FDA has sounded the all-clear on Mylan. After investigating allegations of quality control problems at its Morgantown, WV, plant, the agency has given the manufacturing facility its blessing. "This officially closes the FDA's investigation and the agency plans no additional action," FDA spokeswoman Judy Leon told Reuters.
As you know, the Pittsburgh Post-Gazette ran a story based on an internal company report, raising questions about the plant's adherence to quality control procedures. Over the next few days, Mylan stock bounced around as news of an FDA probe broke, then CEO Robert Coury said the probe was complete, then the FDA said it was not. (Future textbook example of how not to handle news of an FDA investigation, we think.)
Just after the Post-Gazette's story broke, Mylan said it had investigated deviations from standard procedures and found no impact on product quality.
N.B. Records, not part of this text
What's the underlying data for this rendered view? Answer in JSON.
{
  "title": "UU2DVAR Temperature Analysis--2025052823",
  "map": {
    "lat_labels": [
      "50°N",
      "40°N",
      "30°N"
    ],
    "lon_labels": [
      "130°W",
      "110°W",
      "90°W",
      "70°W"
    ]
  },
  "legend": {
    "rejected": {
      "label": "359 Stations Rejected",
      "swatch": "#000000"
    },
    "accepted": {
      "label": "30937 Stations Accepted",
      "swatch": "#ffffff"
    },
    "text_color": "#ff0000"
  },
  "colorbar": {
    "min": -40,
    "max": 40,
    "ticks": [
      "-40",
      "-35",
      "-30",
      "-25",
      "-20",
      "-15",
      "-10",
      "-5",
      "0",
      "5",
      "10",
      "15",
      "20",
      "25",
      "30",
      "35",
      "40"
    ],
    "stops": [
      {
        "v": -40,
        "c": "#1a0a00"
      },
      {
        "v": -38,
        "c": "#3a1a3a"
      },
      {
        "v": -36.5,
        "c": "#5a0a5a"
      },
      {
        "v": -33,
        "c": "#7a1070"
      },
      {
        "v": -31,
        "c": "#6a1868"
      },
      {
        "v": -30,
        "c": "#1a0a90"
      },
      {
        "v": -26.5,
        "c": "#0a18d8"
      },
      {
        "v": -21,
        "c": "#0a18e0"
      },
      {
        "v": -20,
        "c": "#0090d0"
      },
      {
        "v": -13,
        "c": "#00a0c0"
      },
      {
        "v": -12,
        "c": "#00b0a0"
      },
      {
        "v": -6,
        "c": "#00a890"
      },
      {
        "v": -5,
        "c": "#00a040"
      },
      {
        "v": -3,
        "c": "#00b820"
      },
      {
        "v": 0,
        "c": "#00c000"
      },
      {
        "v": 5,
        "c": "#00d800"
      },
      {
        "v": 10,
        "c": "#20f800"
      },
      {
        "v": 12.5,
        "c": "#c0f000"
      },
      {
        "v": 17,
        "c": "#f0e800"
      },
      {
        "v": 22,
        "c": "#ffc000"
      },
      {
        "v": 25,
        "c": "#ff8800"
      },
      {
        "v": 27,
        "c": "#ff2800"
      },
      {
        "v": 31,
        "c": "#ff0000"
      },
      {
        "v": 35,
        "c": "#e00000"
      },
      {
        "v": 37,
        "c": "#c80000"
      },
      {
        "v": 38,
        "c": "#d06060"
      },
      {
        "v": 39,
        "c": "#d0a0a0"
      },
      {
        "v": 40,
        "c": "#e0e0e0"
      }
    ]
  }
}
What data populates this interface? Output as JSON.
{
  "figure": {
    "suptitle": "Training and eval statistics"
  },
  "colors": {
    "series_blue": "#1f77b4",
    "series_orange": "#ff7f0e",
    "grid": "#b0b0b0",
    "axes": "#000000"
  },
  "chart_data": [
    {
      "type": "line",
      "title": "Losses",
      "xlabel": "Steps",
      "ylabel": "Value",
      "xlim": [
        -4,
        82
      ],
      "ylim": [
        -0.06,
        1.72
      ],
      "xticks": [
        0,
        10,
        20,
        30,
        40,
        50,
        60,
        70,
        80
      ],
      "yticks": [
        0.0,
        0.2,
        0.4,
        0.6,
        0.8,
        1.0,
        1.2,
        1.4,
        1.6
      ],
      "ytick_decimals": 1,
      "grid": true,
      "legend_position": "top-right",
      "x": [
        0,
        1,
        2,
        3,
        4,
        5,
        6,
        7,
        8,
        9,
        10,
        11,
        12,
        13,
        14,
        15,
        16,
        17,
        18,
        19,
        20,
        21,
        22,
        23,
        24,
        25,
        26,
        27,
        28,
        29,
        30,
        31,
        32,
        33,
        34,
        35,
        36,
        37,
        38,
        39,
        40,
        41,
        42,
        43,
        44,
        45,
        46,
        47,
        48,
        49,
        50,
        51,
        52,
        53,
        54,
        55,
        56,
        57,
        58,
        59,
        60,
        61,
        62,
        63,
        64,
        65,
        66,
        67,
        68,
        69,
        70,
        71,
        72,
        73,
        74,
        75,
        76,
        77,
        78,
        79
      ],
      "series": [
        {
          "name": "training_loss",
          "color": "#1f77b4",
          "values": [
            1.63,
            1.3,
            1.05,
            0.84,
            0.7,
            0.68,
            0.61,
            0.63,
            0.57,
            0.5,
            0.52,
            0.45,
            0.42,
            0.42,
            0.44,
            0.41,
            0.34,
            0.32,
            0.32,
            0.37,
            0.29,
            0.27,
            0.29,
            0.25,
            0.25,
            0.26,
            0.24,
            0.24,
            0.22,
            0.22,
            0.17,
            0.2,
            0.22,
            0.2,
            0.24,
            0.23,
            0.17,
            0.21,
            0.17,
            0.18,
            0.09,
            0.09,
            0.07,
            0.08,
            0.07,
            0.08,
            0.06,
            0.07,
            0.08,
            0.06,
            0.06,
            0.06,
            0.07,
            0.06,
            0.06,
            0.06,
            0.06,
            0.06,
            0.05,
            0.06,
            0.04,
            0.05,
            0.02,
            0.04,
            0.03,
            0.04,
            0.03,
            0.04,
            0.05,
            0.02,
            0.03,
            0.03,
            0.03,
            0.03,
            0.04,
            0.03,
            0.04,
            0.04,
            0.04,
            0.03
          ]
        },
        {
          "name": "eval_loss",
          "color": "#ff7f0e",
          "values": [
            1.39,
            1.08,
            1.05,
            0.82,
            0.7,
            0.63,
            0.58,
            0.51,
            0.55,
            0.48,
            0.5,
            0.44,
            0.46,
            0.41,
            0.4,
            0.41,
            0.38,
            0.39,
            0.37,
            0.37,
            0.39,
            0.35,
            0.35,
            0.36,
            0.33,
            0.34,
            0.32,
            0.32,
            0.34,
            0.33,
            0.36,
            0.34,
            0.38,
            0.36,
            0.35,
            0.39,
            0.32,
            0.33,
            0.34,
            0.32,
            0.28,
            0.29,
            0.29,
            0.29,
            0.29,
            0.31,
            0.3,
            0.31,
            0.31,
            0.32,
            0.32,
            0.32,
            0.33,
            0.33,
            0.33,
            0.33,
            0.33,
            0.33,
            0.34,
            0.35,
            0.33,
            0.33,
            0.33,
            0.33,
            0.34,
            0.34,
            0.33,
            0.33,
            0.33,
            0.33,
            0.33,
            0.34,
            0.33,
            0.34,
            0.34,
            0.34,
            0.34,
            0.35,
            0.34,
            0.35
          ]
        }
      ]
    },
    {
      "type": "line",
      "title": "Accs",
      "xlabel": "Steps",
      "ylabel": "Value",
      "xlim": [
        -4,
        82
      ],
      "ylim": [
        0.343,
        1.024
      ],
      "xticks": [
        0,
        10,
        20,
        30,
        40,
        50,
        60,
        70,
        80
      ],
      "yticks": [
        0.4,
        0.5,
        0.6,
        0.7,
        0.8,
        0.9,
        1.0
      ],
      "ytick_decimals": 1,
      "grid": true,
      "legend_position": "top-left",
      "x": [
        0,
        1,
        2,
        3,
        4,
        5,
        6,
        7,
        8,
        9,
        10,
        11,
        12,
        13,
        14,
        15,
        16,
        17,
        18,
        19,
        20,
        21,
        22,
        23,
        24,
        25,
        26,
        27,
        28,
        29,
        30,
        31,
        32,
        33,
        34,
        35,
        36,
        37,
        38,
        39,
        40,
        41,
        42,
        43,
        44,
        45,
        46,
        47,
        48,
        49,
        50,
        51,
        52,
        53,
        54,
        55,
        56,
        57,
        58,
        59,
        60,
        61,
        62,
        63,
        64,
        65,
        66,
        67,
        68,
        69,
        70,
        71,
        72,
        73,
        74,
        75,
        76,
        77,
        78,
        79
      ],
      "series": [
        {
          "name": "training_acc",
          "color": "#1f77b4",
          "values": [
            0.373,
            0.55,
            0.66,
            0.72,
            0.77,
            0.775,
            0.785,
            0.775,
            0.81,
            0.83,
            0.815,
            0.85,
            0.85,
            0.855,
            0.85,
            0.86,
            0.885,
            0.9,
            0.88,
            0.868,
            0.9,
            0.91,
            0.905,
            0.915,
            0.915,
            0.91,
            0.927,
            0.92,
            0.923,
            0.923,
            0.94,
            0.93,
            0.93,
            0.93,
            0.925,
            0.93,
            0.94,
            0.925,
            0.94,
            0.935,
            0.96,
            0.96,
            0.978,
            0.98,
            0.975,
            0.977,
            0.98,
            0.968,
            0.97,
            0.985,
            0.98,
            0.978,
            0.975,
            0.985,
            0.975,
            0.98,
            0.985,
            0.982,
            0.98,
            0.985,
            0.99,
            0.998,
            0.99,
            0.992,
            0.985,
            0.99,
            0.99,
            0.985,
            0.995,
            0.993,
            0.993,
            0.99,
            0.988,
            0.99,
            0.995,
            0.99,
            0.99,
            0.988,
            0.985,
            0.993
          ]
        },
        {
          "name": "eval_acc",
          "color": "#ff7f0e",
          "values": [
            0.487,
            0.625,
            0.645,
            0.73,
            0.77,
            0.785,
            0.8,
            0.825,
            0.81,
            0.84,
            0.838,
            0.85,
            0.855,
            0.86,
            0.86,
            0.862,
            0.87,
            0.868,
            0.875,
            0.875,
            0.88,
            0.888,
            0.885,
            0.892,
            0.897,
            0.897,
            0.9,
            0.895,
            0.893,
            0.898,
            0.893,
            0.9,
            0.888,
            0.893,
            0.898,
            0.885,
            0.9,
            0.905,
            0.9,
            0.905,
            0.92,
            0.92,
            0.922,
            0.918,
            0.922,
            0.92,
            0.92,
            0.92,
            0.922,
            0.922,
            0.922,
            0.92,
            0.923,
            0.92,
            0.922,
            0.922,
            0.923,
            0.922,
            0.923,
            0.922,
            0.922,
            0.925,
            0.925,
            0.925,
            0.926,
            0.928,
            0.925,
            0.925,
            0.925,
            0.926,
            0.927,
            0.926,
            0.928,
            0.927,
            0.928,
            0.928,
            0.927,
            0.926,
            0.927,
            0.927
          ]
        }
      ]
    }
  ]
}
Mylan said the internal report itself was evidence that its quality systems were working--evidence that it fully investigated any problems that arose. Well, the FDA agreed, saying that Mylan's internal investigation was adequate.
Coury got the chance to officially tout the end of the probe, saying in a release that Mylan's Morgantown plant maintains a "gold standard" for quality. He took a couple of shots at the Post-Gazette, too, saying the "biased" article touched off "baseless speculation." Coury wrapped up by saying, "I would like to thank all of our employees for their continued hard work and execution, and I am pleased that this investigation is formally behind us."